Dalam kunjungan itu Endi dan Darius mengadakan pertemuan dengan warga dari 14 gendang di dua titik, yakni Gendang Lungar dan Gendang Nderu, kata Tino.

Menurut kesaksian warga, lanjut Tino, keduanya mengaku hadir sebagai perwakilan Ombudsman “untuk mendengarkan pendapat warga Poco Leok” terkait polemik proyek geotermal di wilayah itu.

Karena itu, warga yang hadir menyampaikan keluhan-keluhan mereka terkait langkah PT PLN dan Pemerintah Daerah Kabupaten Manggarai, seperti pendekatan kepada warga “dengan cara yang tidak jujur.”

Selain itu, di Gendang Nderu warga melaporkan pengerahan aparat keamanan yang melakukan kekerasan fisik.

Warga dari belasan kampung adat tersebut juga menyatakan sikap penolakan secara tegas terhadap proyek tersebut di hadapan Endi dan Darius.

“Dalam dua pertemuan pada dua lokasi [Gendang Lungar dan Gendang Nderu], tidak ada seorang pun dari warga yang hadir yang menyatakan terima atau mendukung proyek tambang panas bumi itu untuk dikembangkan di wilayah Poco Leok,” klaim Tino.

Namun, lanjutnya, beberapa hari pasca kunjungan ke Poco Leok, Endi menyatakan dalam sebuah berita media online bahwa tahapan pengadaan lahan dalam proyek itu, seperti untuk titik pengeboran atau wellpad D, E, F dan G “telah sesuai dengan regulasi yang berlaku.”

Sementara Darius, yang berbicara kepada media Swarantt.net menyatakan, 39 kepala keluarga di Poco Leok menolak menyerahkan lahannya untuk proyek geotermal, sedangkan 409 kepala keluarga memberi persetujuan.

“Lahan tersebut tersebar di 19 gendang adat di Poco Leok dengan jumlah KK pemilik lahan yang terkena pembebasan lahan sebanyak 409 KK. 39 KK di antaranya menyatakan penolakan,” kata Darius.

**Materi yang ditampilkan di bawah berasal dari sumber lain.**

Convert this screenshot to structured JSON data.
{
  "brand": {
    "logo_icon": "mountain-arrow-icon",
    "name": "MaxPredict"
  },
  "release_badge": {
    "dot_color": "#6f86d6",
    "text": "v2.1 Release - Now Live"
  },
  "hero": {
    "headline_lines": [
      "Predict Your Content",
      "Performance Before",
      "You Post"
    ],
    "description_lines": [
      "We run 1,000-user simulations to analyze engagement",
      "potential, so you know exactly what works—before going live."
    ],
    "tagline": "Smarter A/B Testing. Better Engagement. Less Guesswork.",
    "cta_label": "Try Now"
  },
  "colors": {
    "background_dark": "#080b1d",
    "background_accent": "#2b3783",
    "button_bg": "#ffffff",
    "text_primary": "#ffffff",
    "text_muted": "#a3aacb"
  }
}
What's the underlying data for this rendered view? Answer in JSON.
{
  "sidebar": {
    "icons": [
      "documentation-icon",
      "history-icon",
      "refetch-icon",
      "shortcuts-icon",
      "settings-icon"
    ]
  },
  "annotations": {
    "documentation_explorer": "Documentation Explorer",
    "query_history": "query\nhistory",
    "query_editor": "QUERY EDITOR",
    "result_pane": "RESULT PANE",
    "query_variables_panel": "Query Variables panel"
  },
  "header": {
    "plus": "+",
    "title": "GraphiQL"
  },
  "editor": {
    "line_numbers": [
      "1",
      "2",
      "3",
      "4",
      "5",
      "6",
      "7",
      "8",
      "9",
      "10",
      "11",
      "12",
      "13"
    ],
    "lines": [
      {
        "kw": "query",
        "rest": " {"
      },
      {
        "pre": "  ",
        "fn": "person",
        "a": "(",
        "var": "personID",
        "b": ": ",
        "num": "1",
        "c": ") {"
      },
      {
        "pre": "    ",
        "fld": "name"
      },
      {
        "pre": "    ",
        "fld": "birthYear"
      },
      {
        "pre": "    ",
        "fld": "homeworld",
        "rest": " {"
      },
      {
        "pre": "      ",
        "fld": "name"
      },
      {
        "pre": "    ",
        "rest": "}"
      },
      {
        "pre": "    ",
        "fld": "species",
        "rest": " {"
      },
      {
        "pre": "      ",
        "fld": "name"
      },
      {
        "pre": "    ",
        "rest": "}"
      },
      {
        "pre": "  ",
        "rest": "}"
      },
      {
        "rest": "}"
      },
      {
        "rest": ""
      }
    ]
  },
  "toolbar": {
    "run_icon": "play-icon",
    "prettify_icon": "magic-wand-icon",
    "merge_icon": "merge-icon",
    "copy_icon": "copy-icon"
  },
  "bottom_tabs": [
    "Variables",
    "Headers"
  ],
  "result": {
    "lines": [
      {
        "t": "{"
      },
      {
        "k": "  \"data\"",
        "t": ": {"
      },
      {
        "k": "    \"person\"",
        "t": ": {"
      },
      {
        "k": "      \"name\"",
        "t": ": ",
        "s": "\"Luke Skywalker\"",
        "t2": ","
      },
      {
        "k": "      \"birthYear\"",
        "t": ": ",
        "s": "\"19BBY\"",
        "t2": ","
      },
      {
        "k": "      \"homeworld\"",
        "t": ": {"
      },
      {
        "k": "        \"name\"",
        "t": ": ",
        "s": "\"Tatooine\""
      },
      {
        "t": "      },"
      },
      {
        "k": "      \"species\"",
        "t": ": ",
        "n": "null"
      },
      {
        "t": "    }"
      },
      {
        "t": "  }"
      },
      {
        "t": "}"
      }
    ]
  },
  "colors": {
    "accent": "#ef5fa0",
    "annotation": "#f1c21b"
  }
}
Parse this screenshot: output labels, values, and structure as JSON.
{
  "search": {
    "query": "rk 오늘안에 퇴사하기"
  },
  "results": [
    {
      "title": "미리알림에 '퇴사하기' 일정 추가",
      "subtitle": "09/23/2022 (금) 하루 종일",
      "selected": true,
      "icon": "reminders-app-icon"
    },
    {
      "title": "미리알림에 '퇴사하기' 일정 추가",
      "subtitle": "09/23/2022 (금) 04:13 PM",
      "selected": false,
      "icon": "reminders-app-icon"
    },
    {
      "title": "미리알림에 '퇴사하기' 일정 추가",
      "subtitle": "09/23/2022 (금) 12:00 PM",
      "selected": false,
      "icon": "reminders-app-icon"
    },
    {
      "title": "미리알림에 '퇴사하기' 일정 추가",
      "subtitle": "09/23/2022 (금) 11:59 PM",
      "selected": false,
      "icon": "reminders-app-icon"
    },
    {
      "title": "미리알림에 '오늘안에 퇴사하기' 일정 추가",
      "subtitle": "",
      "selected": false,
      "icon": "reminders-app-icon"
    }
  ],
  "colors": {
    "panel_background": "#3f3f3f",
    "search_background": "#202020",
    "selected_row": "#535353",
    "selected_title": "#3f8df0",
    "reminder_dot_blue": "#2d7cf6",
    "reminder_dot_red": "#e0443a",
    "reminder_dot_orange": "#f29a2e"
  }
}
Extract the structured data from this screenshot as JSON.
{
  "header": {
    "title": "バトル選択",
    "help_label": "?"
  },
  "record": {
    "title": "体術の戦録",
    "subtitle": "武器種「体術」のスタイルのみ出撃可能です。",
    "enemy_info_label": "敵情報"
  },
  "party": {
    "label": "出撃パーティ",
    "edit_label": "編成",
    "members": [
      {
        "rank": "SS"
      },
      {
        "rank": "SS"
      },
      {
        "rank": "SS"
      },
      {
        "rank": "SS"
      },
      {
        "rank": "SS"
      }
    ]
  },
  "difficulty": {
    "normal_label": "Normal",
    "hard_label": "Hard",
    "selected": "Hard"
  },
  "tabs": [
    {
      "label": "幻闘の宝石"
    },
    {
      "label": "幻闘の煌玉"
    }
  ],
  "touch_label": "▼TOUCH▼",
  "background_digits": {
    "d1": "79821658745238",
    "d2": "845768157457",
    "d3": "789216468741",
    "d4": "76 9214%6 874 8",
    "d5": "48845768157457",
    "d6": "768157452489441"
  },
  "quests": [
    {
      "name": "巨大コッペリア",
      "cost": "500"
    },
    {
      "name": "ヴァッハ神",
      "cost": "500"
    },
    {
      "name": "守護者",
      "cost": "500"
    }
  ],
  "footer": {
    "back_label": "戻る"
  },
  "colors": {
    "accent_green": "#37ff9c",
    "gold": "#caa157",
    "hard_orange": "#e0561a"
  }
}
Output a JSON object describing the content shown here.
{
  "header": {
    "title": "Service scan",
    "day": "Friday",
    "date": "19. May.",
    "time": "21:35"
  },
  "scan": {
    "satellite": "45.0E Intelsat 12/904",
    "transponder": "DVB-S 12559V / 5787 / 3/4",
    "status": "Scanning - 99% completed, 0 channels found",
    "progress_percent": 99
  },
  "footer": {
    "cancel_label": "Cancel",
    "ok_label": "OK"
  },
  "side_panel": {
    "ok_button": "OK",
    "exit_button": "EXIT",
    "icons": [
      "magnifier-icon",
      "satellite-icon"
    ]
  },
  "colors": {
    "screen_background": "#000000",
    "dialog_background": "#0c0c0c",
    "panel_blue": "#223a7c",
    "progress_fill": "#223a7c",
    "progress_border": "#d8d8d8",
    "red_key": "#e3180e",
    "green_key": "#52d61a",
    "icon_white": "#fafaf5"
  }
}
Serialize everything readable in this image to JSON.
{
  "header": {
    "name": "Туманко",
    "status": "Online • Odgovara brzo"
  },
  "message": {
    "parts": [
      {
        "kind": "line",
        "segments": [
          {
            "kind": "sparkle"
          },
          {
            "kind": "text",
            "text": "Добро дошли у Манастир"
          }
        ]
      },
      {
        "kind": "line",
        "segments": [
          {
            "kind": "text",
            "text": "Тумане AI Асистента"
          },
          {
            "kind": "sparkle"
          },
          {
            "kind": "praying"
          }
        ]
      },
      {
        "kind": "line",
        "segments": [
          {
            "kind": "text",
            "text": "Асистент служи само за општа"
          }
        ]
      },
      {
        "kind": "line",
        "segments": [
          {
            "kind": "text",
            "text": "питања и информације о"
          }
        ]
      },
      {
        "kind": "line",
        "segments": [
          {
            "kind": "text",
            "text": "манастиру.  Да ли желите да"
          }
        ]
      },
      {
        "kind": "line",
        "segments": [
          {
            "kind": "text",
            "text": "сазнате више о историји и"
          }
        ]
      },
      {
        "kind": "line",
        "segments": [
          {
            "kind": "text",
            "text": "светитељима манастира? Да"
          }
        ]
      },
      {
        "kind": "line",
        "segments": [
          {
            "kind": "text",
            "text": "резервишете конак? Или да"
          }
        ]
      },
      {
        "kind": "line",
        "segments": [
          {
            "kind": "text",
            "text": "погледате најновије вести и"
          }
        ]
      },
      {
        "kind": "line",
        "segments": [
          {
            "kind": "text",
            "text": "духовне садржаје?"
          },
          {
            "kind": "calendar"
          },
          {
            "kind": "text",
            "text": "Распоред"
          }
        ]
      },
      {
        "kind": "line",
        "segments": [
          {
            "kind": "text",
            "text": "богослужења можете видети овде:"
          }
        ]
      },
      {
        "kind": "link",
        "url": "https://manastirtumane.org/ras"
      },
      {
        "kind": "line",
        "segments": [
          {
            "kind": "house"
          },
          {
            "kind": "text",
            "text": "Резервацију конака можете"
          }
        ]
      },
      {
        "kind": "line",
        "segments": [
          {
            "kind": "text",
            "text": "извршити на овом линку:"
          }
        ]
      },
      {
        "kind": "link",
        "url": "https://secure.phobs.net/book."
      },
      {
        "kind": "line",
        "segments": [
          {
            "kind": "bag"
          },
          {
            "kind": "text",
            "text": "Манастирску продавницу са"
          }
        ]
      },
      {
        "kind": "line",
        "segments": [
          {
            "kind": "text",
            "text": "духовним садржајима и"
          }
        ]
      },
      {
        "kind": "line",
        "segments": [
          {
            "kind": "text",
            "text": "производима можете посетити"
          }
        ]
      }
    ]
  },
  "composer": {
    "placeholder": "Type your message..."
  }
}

Menurut Swarantt.net, pernyataan Darius itu disampaikan saat kunjungan di kantor PLN Unit Pelaksana Proyek [UPP] Nusa Tenggara II di Labuan Bajo pada 13 September.

Dalam pengaduannya ke Ombudsman, Tino mengatakan pernyataan Darius merupakan “pembohongan publik” karena ia mengklaim terdapat 19 Gendang di Poco Leok, sementara “kenyataannya di Poco Leok hanya ada 14 Gendang.”

Hal lain yang disoroti Tino dalam pengaduan tersebut adalah langkah Endi dan Darius yang melakukan jajak pendapat terkait penerimaan dan penolakan proyek geotermal Poco Leok kepada warga Desa Wewo, hal yang berpotensi “memperluas polarisasi dan konflik horizontal.”

Jajak pendapat itu diakui Darius dalam audiensi dengan Koalisi Advokasi Poco Leok pada 8 Oktober.

Darius menyatakan, ia mendampingi Endi menemui warga Desa Wewo untuk menanyai pendapat mereka terkait pro kontra proyek geotermal Poco Leok, yang merupakan pengembangan PLTP Ulumbu.

Padahal, kata Tino, “Desa Wewo adalah desa yang berada di luar wilayah Poco Leok.”

“Di wilayah Poco Leok hanya ada tiga desa, yakni Desa Lungar, Desa Mocok, dan Desa Golo Muntas,” tulis Tino.

Profil Robert Na Endi Jaweng di situs resmi Ombudsman RI. (Situs Ombudsman RI)

Dugaan Pelanggaran Kode Etik

Tino pun menilai tindakan Endi diduga bentuk “pelanggaran kode etik.”

Kode Etik dan Perilaku Ombudsman diatur dalam Peraturan No. 40 tahun 2019.

Menurut Tino, Endi diduga melanggar pasal 5 sampai 10 dalam peraturan itu, yang menetapkan hal-hal yang mesti ditaati dan yang dilarang terhadap anggota Ombudsman.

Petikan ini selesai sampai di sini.